Trace Email (Header Analyzer)
Paste the raw headers of any email and reconstruct its full delivery path hop by hop, geolocate the true sending server, and check whether SPF, DKIM and DMARC actually passed.
About Trace Email (Header Analyzer)
Every email carries a hidden audit trail. As a message travels from the sender's outbox to your inbox, each mail server that touches it stamps a `Received:` header on top of the previous ones. Those headers are recorded newest-first, so the server closest to you appears at the top and the originating server at the bottom. The Trace Email header analyzer reverses that stack back into chronological order, so you read the journey the way it actually happened: from the first submission server through every relay to final delivery.
For each hop the analyzer extracts the announcing host (`from`), the receiving host (`by`), the transport protocol used (`with`, for example ESMTPS), the timestamp, and the IP address the connection came from. It then computes the delay between consecutive hops so you can see exactly where a message stalled, and it geolocates every public IP in the chain against our self-hosted geo databases. The first public IP in the chronological path is flagged as the origin and mapped, which is usually the closest thing to the real sending machine that the headers reliably expose.

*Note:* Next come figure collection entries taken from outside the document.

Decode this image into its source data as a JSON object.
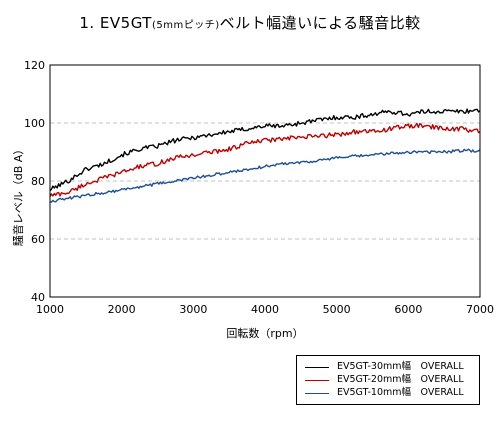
{
  "title": {
    "main": "1. EV5GT",
    "small": "(5mmピッチ)",
    "rest": "ベルト幅違いによる騒音比較"
  },
  "chart_data": {
    "type": "line",
    "title": "1. EV5GT(5mmピッチ)ベルト幅違いによる騒音比較",
    "xlabel": "回転数（rpm）",
    "ylabel": "騒音レベル（dB A）",
    "xlim": [
      1000,
      7000
    ],
    "ylim": [
      40,
      120
    ],
    "x_ticks": [
      "1000",
      "2000",
      "3000",
      "4000",
      "5000",
      "6000",
      "7000"
    ],
    "y_ticks": [
      "40",
      "60",
      "80",
      "100",
      "120"
    ],
    "grid": "horizontal dashed",
    "legend_position": "bottom-right, outside plot",
    "x": [
      1000,
      1250,
      1500,
      1750,
      2000,
      2250,
      2500,
      2750,
      3000,
      3250,
      3500,
      3750,
      4000,
      4250,
      4500,
      4750,
      5000,
      5250,
      5500,
      5750,
      6000,
      6250,
      6500,
      6750,
      7000
    ],
    "series": [
      {
        "name": "EV5GT-30mm幅　OVERALL",
        "color": "#000000",
        "values": [
          77,
          80,
          84,
          86,
          89,
          91,
          92,
          94,
          95,
          96,
          97,
          98,
          99,
          99,
          100,
          101,
          102,
          102,
          103,
          104,
          103,
          104,
          104,
          104,
          104.5
        ]
      },
      {
        "name": "EV5GT-20mm幅　OVERALL",
        "color": "#c00000",
        "values": [
          75,
          76,
          79,
          81,
          83,
          85,
          86,
          88,
          89,
          90,
          91,
          93,
          94,
          94.5,
          95,
          95.5,
          96,
          97,
          97,
          98,
          99,
          99,
          98,
          98,
          97
        ]
      },
      {
        "name": "EV5GT-10mm幅　OVERALL",
        "color": "#1f4e96",
        "values": [
          73,
          74,
          75,
          76,
          77,
          78,
          79,
          80,
          81,
          82,
          83,
          84,
          85,
          86,
          86.5,
          87,
          88,
          88.5,
          89,
          89.5,
          90,
          90,
          90,
          90.5,
          90.5
        ]
      }
    ]
  }
}
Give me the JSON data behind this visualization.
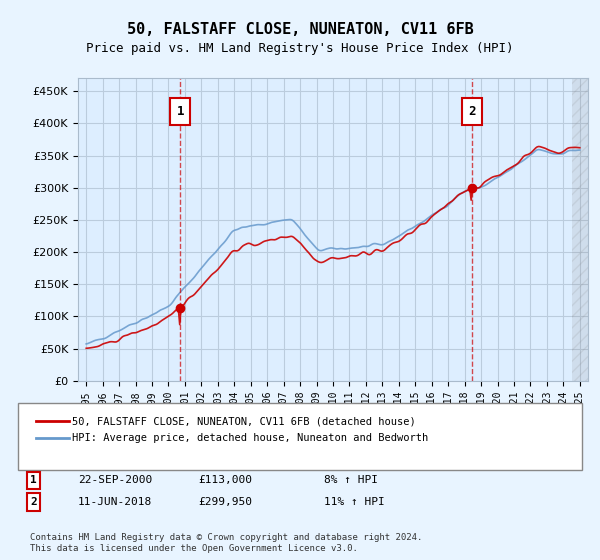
{
  "title": "50, FALSTAFF CLOSE, NUNEATON, CV11 6FB",
  "subtitle": "Price paid vs. HM Land Registry's House Price Index (HPI)",
  "footer": "Contains HM Land Registry data © Crown copyright and database right 2024.\nThis data is licensed under the Open Government Licence v3.0.",
  "legend_line1": "50, FALSTAFF CLOSE, NUNEATON, CV11 6FB (detached house)",
  "legend_line2": "HPI: Average price, detached house, Nuneaton and Bedworth",
  "annotation1_label": "1",
  "annotation1_date": "22-SEP-2000",
  "annotation1_price": "£113,000",
  "annotation1_hpi": "8% ↑ HPI",
  "annotation2_label": "2",
  "annotation2_date": "11-JUN-2018",
  "annotation2_price": "£299,950",
  "annotation2_hpi": "11% ↑ HPI",
  "sale1_x": 2000.72,
  "sale1_y": 113000,
  "sale2_x": 2018.44,
  "sale2_y": 299950,
  "hpi_color": "#6699cc",
  "price_color": "#cc0000",
  "background_color": "#ddeeff",
  "plot_bg_color": "#e8f0ff",
  "grid_color": "#cccccc",
  "annotation_box_color": "#cc0000",
  "ylim_min": 0,
  "ylim_max": 470000,
  "xlim_min": 1994.5,
  "xlim_max": 2025.5,
  "yticks": [
    0,
    50000,
    100000,
    150000,
    200000,
    250000,
    300000,
    350000,
    400000,
    450000
  ],
  "xticks": [
    1995,
    1996,
    1997,
    1998,
    1999,
    2000,
    2001,
    2002,
    2003,
    2004,
    2005,
    2006,
    2007,
    2008,
    2009,
    2010,
    2011,
    2012,
    2013,
    2014,
    2015,
    2016,
    2017,
    2018,
    2019,
    2020,
    2021,
    2022,
    2023,
    2024,
    2025
  ]
}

Beyond routing, the tool surfaces the authentication verdicts that decide whether a message is trusted. It reads the `Authentication-Results` header to report the SPF, DKIM and DMARC outcomes, and falls back to `Received-SPF` when needed. It also pulls out the human-readable essentials: Subject, From, To, Date and Message-ID. Because `Received:` headers are added by receiving servers and cannot be edited by a sender after the fact, a chain that ends in trusted infrastructure is hard to forge, while spoofed messages often show a mismatch between the claimed origin and the first genuine public hop, or an authentication result of fail or softfail.
This tool runs on our EU servers rather than in your browser, because geolocating hop IPs requires server-side lookups. The headers you paste are parsed to produce the report and are not stored or shared. Nothing else about the message, no body content or attachments, is needed or requested; headers alone contain the entire delivery story.
How to use it
- 1Open the original message in your mail client and choose the option to view the raw source or message headers (for example "Show original" in Gmail, "View source" in Thunderbird, or "View message source" in Outlook on the web).
- 2Copy the full header block, from the first `Received:` or `Return-Path` line down to the blank line that precedes the message body.
- 3Paste the raw headers into the input field and run the analysis.
- 4Read the delivery path from top (first sender) to bottom (final delivery), checking the origin IP and its geolocation, the per-hop delays, and the SPF, DKIM and DMARC verdicts.
- 5Compare the geolocated origin and the authentication results against what you expect from the claimed sender to judge whether the message is legitimate.
Common use cases
- -Investigating a suspected phishing or spoofing attempt by confirming whether the real sending server matches the claimed brand or domain.
- -Diagnosing slow email delivery by reading the timestamp delays between hops to find which relay introduced the lag.
- -Verifying that legitimate mail from your own domain passes SPF, DKIM and DMARC before you tighten your DMARC policy.
- -Locating the approximate country and network of an anonymous or harassing sender from the origin IP.
- -Building a record of an email's provenance for an abuse report, security ticket or incident timeline.
Frequently asked questions
- How do I find the raw headers of an email?
- In most mail clients you open the message and choose an option such as "Show original" (Gmail), "View source" (Thunderbird) or "View message source" (Outlook on the web). That reveals the full header block, which you then copy and paste into the analyzer.
- Which server in the headers is the real origin?
- The originating server is the bottom-most `Received:` header, the last one added before the message left the sender's network. The analyzer reverses the header stack into chronological order and flags the first public IP in that chain as the origin, then geolocates it.
- Can email headers be faked?
- A sender can forge the visible From address and can inject fake `Received:` lines at the bottom of the chain, but they cannot alter the `Received:` headers added by legitimate downstream servers. That is why a mismatch between the claimed sender and the first genuine public hop, or a failed SPF/DKIM/DMARC result, is a strong sign of spoofing.
- What do SPF, DKIM and DMARC results in the headers mean?
- SPF checks whether the sending IP is authorized to send for the domain, DKIM verifies a cryptographic signature on the message, and DMARC ties the two to the visible From domain and sets a policy. A pass on all three indicates the message is authenticated; a fail or softfail warrants caution.
- Does the tool read my email body or store the headers?
- No. The analyzer only needs the header block to reconstruct the delivery path, and no message body or attachment is required. Headers are parsed on our EU servers to generate the report and are not retained or shared.
- Why is the geolocation of the sending server only approximate?
- IP geolocation maps an address to the network that announces it, which reflects the hosting or ISP location rather than a person's physical position. It reliably shows the country and network operator of the sending server but should not be read as a precise street-level location.